Chosen: Singleton caching.

Rationale:

  • Proxies are stateless; caching is safe
  • Reduces GC pressure and object churn
  • Simpler API (dispatcher doesn't need object management)

Why Eager Evaluation of Flags?

Trade-off: Proxy re-evaluates on every call vs. caching within proxy.

Chosen: Eager evaluation on every call.

Rationale:

  • Reflect flag changes immediately without restart
  • No cache invalidation complexity
  • Correct for dynamic flag systems (LaunchDarkly, etc.)
  • Provider-level caching (if needed) is the responsibility of the provider

Integration Points

Spring Boot

FlagZenAutoConfiguration registers:

  • FeatureDispatcher bean from the available FlagProvider
  • Feature proxy beans for @Autowired injection
  • Uses ImportBeanDefinitionRegistrar for dynamic bean discovery

This allows seamless injection:

@Service
public class OrderService {
    @Autowired
    private CheckoutFlow checkout;
    // Injected by Spring, proxied by FlagZen
}

Reactive (Reactor / Mutiny)

ReactorContextAccessor and MutinyContextAccessor provide evaluation context from reactive contexts.
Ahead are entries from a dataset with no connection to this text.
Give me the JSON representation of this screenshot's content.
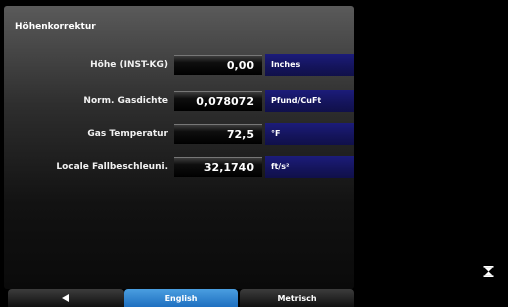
{
  "panel": {
    "title": "Höhenkorrektur"
  },
  "rows": [
    {
      "label": "Höhe (INST-KG)",
      "value": "0,00",
      "unit": "Inches"
    },
    {
      "label": "Norm. Gasdichte",
      "value": "0,078072",
      "unit": "Pfund/CuFt"
    },
    {
      "label": "Gas Temperatur",
      "value": "72,5",
      "unit": "°F"
    },
    {
      "label": "Locale Fallbeschleuni.",
      "value": "32,1740",
      "unit": "ft/s²"
    }
  ],
  "bottom_bar": {
    "back_icon": "left-arrow-icon",
    "english_label": "English",
    "metrisch_label": "Metrisch",
    "active_tab": "English"
  },
  "side_icon": "hourglass-icon",
  "colors": {
    "unit_background": "#16166a",
    "active_tab": "#2f86d6",
    "background": "#000000"
  }
}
The dispatcher passes this context to providers, enabling user-scoped flag decisions in reactive pipelines.

Where Code Lives

src/main/java/com/flagzen/
  Feature.java                  # User-facing annotation
  Variant.java                  # User-facing annotation
  DefaultVariant.java           # User-facing annotation
  FeatureDispatcher.java        # User-facing interface
  FallbackStrategy.java         # Enum
  FeatureType.java              # Enum
  EvaluationContext.java        # Value object for context

src/main/java/com/flagzen/spi/
  FlagProvider.java             # SPI interface
  ContextAccessor.java          # SPI interface

src/main/java/com/flagzen/internal/
  DefaultFeatureDispatcher.java # Implementation (package-private)
  InMemoryFlagProvider.java     # Test provider
  # Generated code written here by annotation processor

src/main/java/com/flagzen/processor/
  FlagZenProcessor.java         # Annotation processor
  ProxyGenerator.java           # Code generator
  FeatureModel.java             # Internal data structures

Summary

FlagZen's architecture achieves type-safe, compile-time-validated, zero-reflection feature flags through:

  1. Annotation-driven design: Developers declare features and variants with annotations
  2. Compile-time processing: Processor generates dispatch code and metadata
  3. Runtime dispatch: Lightweight proxy delegation with dynamic flag re-evaluation
  4. Pluggable providers: SPI-based extensibility for different flag sources
  5. Modular design: Core + adapters, zero cross-dependencies between extensions

This design gives you the benefits of polymorphism, type safety, and dynamic dispatch without the complexity of reflection or the brittleness of conditional chains.